Wilson was among moderate MPs who met with Pesutto over the weekend to urge him to stand down, though he refused.
The Liberal party’s upper house leader, Georgie Crozier, was also expected to lose her role as part of the spill to David Davis, who has previously held the position. Joe McCracken could make a tilt for deputy though Evan Mulholland is consider to have enough support to fend off the challenge.
It came after Pesutto made an extraordinary backflip by agreeing to return Deeming to the party room – just days after he used his casting vote to knock down an attempt to readmit her, which had been deadlocked at 14 votes to 14.
At the time, Pesutto said the vote “concludes the matter”. However, on Sunday, he said it had “become clear that there is now a definite absolute majority of my colleagues who want this issue resolved with [Deeming’s] readmission”.

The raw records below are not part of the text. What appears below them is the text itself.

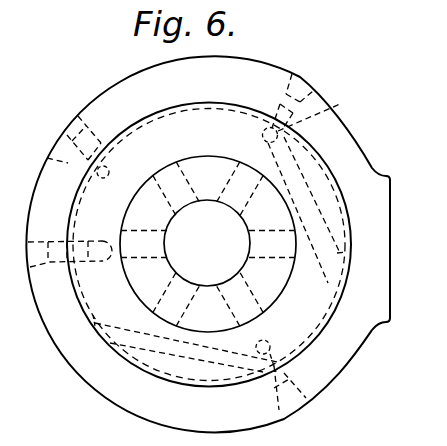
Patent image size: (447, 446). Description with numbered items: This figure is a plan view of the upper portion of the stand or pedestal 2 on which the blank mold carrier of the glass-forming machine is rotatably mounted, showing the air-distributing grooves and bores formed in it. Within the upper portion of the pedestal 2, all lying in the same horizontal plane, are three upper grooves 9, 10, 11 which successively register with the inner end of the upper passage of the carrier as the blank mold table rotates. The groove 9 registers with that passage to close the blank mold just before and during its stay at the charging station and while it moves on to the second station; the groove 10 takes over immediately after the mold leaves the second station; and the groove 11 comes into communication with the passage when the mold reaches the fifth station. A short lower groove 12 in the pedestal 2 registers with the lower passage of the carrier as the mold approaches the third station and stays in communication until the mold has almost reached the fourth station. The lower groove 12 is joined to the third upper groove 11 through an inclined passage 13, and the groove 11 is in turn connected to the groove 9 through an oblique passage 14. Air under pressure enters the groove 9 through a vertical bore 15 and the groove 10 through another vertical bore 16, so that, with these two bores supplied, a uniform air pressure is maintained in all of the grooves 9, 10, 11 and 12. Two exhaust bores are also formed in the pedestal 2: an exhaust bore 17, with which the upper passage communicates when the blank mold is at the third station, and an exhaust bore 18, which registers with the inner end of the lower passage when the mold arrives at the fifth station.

The pedestal 2 is at (102, 370).
The groove 9 is at (227, 103).
The groove 10 is at (78, 116).
The groove 11 is at (308, 342).
The lower groove 12 is at (97, 322).
The inclined passage 13 is at (180, 360).
The oblique passage 14 is at (342, 212).
The vertical bore 15 is at (340, 104).
The vertical bore 16 is at (109, 168).
The exhaust bore 17 is at (110, 218).
The exhaust bore 18 is at (268, 341).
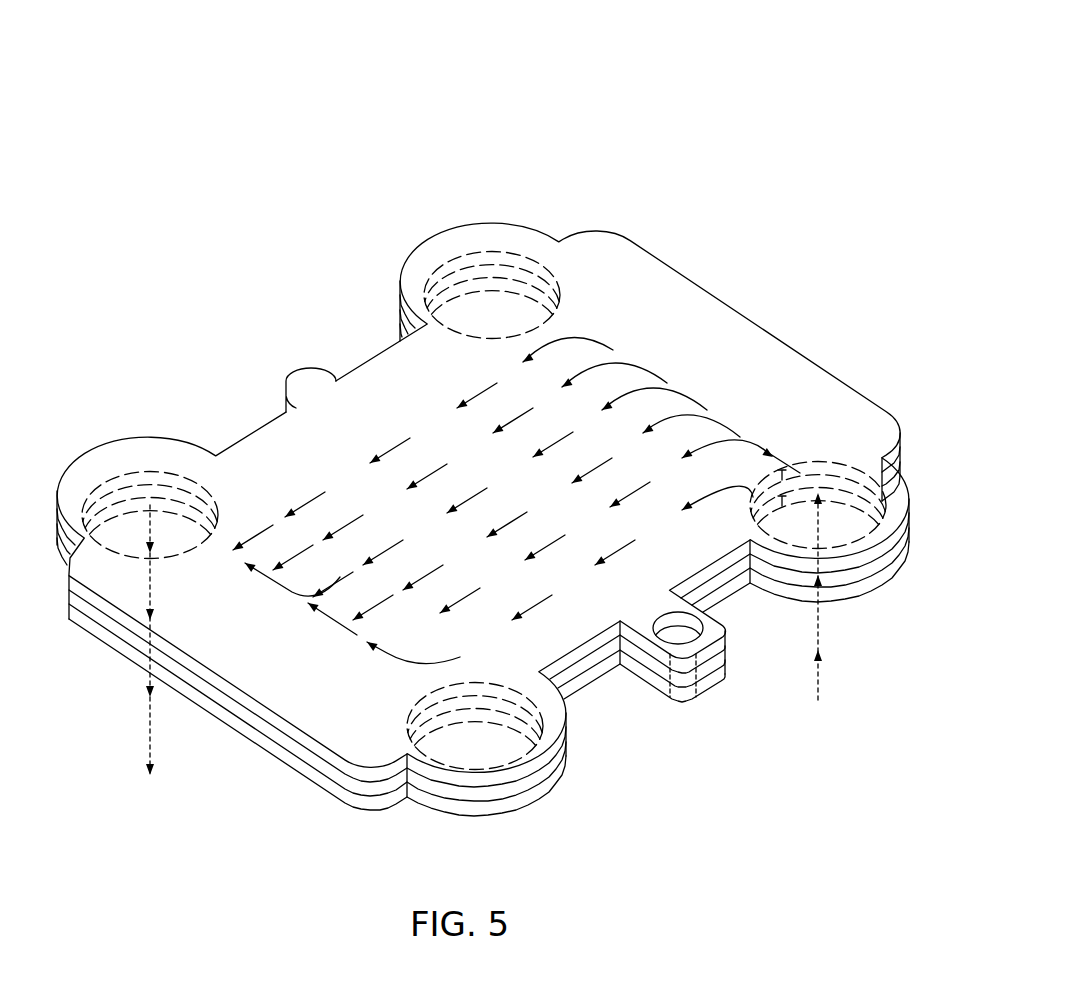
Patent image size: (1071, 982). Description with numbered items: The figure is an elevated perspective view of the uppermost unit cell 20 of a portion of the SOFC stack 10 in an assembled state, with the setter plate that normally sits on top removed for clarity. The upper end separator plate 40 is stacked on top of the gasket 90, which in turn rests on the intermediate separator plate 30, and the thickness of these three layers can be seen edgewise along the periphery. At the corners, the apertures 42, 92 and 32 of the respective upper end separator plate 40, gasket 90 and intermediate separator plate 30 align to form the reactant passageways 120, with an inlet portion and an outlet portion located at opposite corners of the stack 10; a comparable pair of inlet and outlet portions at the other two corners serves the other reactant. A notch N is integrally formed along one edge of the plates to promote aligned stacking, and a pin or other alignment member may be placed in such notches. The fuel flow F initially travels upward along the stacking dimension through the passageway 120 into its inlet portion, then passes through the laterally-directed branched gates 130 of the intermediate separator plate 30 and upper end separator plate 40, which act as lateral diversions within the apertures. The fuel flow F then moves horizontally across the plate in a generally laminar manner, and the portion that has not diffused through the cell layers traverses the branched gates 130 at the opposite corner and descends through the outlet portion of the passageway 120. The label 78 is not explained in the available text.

He called for a meeting on 15 January and urged MPs to “put this behind us”, citing two upcoming byelections in Prahran and Werribee.
Pesutto apologised to Deeming in his statement on Sunday, though Guardian Australia understands he had not so far reached out to her directly.
Deeming declined to comment but confirmed she was not directly informed of Pesutto’s plan to hold a second vote on her readmission and found out via media reports.
One Liberal MP told Guardian Australia that Pesutto’s concession came “too little too late”.
“In hindsight, with the deadlock on Friday, he should have just allowed her back into the party room and all of this could have been avoided,” they said. “Instead this has dragged on for days and will continue to.”
Another said it was “desperate stuff”, arguing the backflip was a “slap in the face” to those who had supported Pesutto in Friday’s vote to keep Deeming out of the party room.
Deeming was expelled from the party in May 2023 after a rally she attended months earlier was gatecrashed by neo-Nazis.
A federal court judge earlier this month found Pesutto defamed Deeming by falsely implying in comments he made after the rally that she knowingly associated and sympathised with neo-Nazis, and ordered him to pay her more than $300,000 in damages.